Web Extra: February 2010 "Buying and Selling a Business: Part II"

Departments - Web Extras


March 11, 2010
Jim Huston
Web Extra

Keep in mind that many contractors doing up to $400,000 in annual sales are often prime candidates for purchasing. It’s not uncommon for an excellent technician to start a business and get sales up to the $300,000 to 400,000 range by providing great service and technical expertise.

However, the strength of these types of contractors lies in providing great technical service, not in building a company with all sorts of conflicting personalities and the related bureaucracy. Their reputation for great work and service gets them plenty of work.

Unfortunately, they tend to focus on doing the work and not building the company. They’d much rather play the game than “sit on the bench” and coach it. These individuals are players, not managers. As a result, they create a monster for themselves. They don’t develop the team to whom they can delegate administrative responsibilities, so it all falls back on them.

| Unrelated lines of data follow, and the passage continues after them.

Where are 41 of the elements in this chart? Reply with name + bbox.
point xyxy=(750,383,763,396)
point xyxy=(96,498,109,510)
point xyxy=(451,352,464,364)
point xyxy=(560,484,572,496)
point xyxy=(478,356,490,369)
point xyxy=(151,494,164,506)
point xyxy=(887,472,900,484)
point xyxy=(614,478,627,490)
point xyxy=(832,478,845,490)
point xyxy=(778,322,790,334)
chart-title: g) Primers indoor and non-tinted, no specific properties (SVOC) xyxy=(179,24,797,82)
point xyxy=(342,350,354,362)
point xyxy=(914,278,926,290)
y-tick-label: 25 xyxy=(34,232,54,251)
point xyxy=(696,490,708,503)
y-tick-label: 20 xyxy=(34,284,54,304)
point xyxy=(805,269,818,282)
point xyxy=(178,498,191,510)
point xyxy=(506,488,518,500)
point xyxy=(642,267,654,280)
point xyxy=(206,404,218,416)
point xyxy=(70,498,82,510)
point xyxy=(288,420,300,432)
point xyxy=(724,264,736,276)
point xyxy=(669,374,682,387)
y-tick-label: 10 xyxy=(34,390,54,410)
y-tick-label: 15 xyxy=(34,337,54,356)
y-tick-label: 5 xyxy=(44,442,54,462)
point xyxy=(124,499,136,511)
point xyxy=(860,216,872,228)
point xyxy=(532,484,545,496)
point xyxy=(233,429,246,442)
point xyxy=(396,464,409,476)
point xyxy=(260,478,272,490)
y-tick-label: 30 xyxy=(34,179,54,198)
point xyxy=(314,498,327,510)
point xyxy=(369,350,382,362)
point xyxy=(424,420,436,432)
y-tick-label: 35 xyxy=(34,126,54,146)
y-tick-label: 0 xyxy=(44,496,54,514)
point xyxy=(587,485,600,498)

These individuals, their companies and staffs are excellent candidates for acquiring. However, you have to understand how ego plays into this situation. It’s an admission of failure for many men to consider selling their company. You have to pay attention to the psychology of this situation and explain why selling a business is not defeat. Rather, it’s a very smart business decision, if done for the right reasons and with the right people.

You should emphasize the following to the seller:

  • You want to become part of an exciting team, that’s growing and going places.
  • This will be good for you personally, as you can focus on what you do best.
  • This will be good for your family, as it will give you more free time to be with them.
  • This will relieve you of the bureaucracy.
  • This will eliminate a lot of your headaches.
  • You’ll make a good salary (and bonus, if applicable).
  • This will reward you and your family for what you’ve built over the years.
  • This will allow you to make a mid-life adjustment of sorts.